Question

(i) A rectangular loop of sides \( l \) and \( b \) carries a current \( I \) clockwise. Write the magnetic moment \( \vec{m} \) of the loop and show its direction in a diagram.
(ii) The loop is placed in a uniform magnetic field \( \vec{B} \) and is free to rotate about an axis which is perpendicular to \( \vec{B} \). Prove that the loop experiences no net force, but a torque \( \vec{\tau} = \vec{m} \times \vec{B} \).

Hint:

For magnetic moment and torque problems: - Magnetic moment \( \vec{m} = I \vec{A} \), direction by right-hand rule. - In a uniform field, net force on a closed loop is zero, but torque is \( \vec{\tau} = \vec{m} \times \vec{B} \).

Answer 1

Step 1: Magnetic moment of the loop (Part i).
The magnetic moment \( \vec{m} \) of a current loop is given by \( \vec{m} = I \vec{A} \), where \( \vec{A} \) is the area vector. For a rectangular loop with sides \( l \) and \( b \), the area is \( A = l \times b \). Since the current is clockwise and the loop is in the \( xy \)-plane, the right-hand rule dictates that the area vector points in the negative \( z \)-direction (\( -\hat{k} \)). Therefore, \( \vec{A} = - l b \hat{k} \). Consequently, the magnetic moment is \( \vec{m} = I (- l b \hat{k}) = - I l b \hat{k} \). Diagram: The loop is situated in the \( xy \)-plane, with sides oriented along the \( x \)-axis (\( l \)) and \( y \)-axis (\( b \)). The clockwise current \( I \) results in a magnetic moment \( \vec{m} = - I l b \hat{k} \) directed along the negative \( z \)-axis. Step 2: Net force on the loop (Part ii).
The force on a current-carrying wire within a magnetic field is defined by \( \vec{F} = I (\vec{L} \times \vec{B}) \), where \( \vec{L} \) is the length vector of the wire. For the rectangular loop, the forces on each side are:

• Side 1 (\( l \), along \( \hat{i} \)): \( \vec{L}_1 = l \hat{i} \), and the force is \( \vec{F}_1 = I (l \hat{i} \times \vec{B}) \).
• Side 2 (\( b \), along \( \hat{j} \)): \( \vec{L}_2 = b \hat{j} \), and the force is \( \vec{F}_2 = I (b \hat{j} \times \vec{B}) \).
• Side 3 (\( l \), along \( -\hat{i} \)): \( \vec{L}_3 = -l \hat{i} \), resulting in a force \( \vec{F}_3 = I (-l \hat{i} \times \vec{B}) = -\vec{F}_1 \).
• Side 4 (\( b \), along \( -\hat{j} \)): \( \vec{L}_4 = -b \hat{j} \), yielding a force \( \vec{F}_4 = I (-b \hat{j} \times \vec{B}) = -\vec{F}_2 \).

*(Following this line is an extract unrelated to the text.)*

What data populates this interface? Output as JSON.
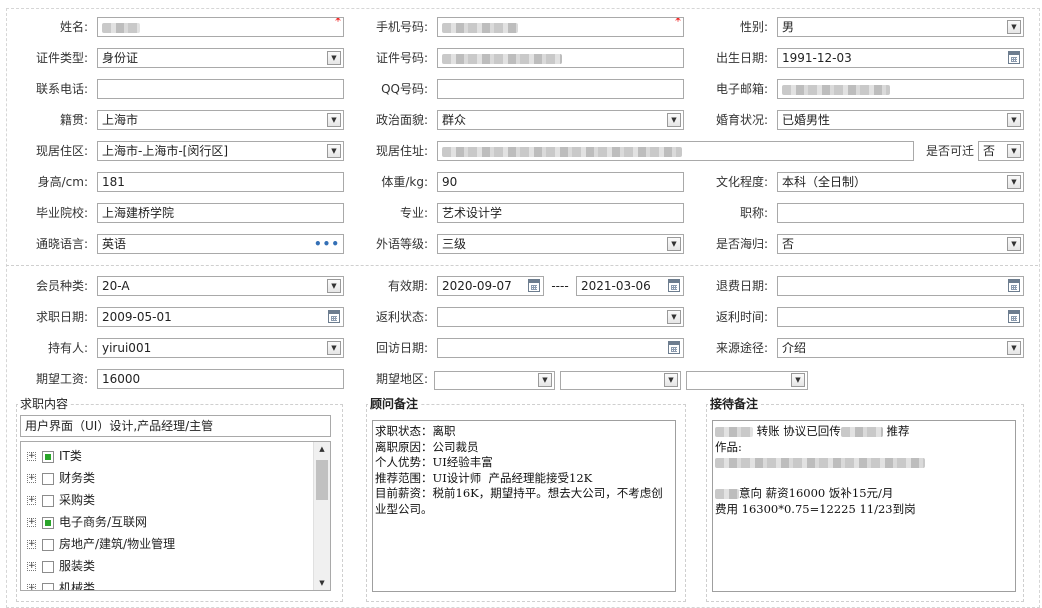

The net force on the loop is the sum of these individual forces: \[ \vec{F}_{\text{net}} = \vec{F}_1 + \vec{F}_2 + \vec{F}_3 + \vec{F}_4 = 0. \] Step 3: Torque on the loop (Part ii).
The torque on a magnetic dipole is given by \( \vec{\tau} = \vec{m} \times \vec{B} \). Substituting the calculated magnetic moment \( \vec{m} = - I l b \hat{k} \), the torque becomes: \[ \vec{\tau} = (- I l b \hat{k}) \times \vec{B}. \] This result is consistent with the provided expression \( \vec{\tau} = \vec{m} \times \vec{B} \). The fact that the axis of rotation is perpendicular to \( \vec{B} \) aligns with this torque calculation.